Firma (Rollstuhl-Modell Beispiele)
- Meyra (iChair Modellreihe)
- Otto Bock (B und C Serie)
- PARAVAN (PR 30 und PR 50)
- Permobil (diverse Modelle)
- SKS (Swiss Viva Serie)
- Sunrisemedical (Quickie Serie / Stehstuhl)
Weitere Informationen zu Elektrorollstühlen:
Quelle: Internet, Wikipedia -> http://de.wikipedia.org/wiki/Rollstuhl
Hier werden u.a. folgende ergänzende Themen behandelt:
- Stromkosten -> Stromkostenerstattung durch den Leistungsträger (KK)
- Haftpflichtversicherung -> Einschluss des Rollstuhles in private Haftpflichtversicherung prüfen!

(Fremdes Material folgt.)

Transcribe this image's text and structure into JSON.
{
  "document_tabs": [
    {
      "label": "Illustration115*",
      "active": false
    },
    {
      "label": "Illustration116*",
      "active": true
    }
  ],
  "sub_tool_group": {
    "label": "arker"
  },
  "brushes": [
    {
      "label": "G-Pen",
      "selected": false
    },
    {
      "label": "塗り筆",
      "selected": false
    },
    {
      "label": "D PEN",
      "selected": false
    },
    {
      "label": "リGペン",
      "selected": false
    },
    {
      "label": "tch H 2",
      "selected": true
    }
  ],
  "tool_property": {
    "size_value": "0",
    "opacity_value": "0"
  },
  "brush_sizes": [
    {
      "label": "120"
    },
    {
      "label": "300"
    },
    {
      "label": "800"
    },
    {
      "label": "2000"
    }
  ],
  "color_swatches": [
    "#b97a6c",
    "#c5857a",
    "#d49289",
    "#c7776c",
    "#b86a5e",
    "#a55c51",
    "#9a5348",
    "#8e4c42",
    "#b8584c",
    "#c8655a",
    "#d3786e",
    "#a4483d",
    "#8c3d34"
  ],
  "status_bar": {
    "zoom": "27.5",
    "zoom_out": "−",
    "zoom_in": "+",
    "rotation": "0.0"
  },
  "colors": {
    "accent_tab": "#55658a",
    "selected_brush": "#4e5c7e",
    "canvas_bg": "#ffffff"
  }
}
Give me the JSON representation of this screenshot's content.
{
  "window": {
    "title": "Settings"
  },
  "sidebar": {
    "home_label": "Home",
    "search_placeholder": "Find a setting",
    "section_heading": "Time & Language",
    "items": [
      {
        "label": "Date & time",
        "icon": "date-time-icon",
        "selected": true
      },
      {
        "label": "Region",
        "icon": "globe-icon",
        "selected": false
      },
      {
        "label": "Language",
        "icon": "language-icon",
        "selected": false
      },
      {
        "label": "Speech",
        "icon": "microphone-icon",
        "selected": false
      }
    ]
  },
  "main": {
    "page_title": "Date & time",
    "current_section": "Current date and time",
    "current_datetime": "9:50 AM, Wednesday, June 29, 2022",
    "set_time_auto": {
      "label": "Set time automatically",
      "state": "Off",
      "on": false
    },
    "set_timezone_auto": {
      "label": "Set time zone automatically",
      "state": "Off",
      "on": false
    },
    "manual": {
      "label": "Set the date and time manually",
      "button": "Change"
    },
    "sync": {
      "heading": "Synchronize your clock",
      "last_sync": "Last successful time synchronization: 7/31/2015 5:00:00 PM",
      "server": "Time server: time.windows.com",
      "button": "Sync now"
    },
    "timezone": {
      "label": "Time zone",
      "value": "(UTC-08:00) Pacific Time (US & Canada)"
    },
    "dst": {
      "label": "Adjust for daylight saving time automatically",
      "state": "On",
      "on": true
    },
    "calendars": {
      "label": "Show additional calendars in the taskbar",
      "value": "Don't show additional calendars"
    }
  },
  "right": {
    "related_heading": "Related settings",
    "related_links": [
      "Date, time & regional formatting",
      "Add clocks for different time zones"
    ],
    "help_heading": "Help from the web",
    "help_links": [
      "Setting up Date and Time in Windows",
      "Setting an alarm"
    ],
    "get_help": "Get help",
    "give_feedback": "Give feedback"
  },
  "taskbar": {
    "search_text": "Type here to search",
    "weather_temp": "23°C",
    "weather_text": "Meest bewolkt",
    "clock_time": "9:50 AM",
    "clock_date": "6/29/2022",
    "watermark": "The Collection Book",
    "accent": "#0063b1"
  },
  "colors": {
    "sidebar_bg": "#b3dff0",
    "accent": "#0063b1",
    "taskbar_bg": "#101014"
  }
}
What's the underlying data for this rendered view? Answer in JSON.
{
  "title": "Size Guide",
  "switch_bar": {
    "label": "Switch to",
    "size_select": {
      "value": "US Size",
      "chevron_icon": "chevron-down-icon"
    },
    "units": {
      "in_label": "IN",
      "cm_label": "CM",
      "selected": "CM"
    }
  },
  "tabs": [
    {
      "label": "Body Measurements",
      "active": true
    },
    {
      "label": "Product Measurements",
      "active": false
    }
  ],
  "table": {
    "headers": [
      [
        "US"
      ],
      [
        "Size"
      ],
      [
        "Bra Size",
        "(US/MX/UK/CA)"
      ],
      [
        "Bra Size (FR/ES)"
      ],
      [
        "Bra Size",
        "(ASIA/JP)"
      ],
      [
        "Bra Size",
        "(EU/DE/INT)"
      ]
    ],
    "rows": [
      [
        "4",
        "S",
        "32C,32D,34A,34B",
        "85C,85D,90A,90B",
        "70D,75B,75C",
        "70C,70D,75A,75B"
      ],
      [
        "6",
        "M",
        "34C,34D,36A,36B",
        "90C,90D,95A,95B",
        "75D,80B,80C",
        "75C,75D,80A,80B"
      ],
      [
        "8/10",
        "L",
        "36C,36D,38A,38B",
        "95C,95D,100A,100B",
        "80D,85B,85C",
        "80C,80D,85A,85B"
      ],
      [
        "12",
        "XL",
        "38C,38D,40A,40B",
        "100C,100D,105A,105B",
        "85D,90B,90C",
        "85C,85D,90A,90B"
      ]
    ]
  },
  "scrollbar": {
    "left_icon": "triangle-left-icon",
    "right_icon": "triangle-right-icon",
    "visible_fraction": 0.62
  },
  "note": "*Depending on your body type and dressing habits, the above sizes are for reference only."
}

- Jahreskennzeichen -> Versicherungskennzeichen für Rollstühle mit einer Geschwindigkeit von > 6 km/h
Schlussbemerkung:
Der Verlauf der Erkrankung, ist je nach Beginn der Erkrankung (infantil, juvenil, adult) von Fall zu Fall unterschiedlich. Viele Betroffene kommen lange mit einem Gehstock oder Rollator zurecht, bei manchen schreitet die Erkrankung jedoch schneller voran und so kann es durchaus sein, dass der (Elektro-)Rollstuhl in diesen Fällen ehr benötigt wird. Zwischen Gehstock und Rollstuhl gibt es natürlich noch weitere Varianten, um das Mobilitätsdefizit auszugleichen. Da wären z.B. Fahrräder mit Hilfsmotor und Stützrädern oder Elektro-Scooter in allen Formen und Größen – sogar faltbare Exemplare sind erhältlich. Das sind aber oftmals keine Hilfsmittel im Sinne des Gesetzes und die Anschaffungskosten muss der Betroffene i.d.R. selbst tragen. Aber auch hier lehrt mich die Praxis, dass ein Antrag bei der Krankenkasse durchaus im Einzelfall zum Erfolg führen kann.
Die Wahl des Hilfsmittels ist (leider) in vielen Fällen auch vom persönlichen Wohnraumumfeld und den finanziellen Möglichkeiten des Betroffenen abhängig. Menschen, die nicht im Erdgeschoss wohnen und in deren Haus kein Fahrstuhl vorhanden ist, haben mit einem großen Elektrorollstuhl i.d.R. erhebliche Probleme. Aber auch wenn innerhalb der eigenen Räume die Türen für die Rollstuhlnutzung zu schmal sind oder das Badezimmer / Toilette zu klein ist, gibt es Probleme. Probleme können auch entstehen, wenn man einen großen Rollstuhl mit dem eigenen PKW transportieren möchte. Einige dieser Probleme bzw. Fragestellungen werde ich im weiteren Verlauf dieses Blogs aufgreifen.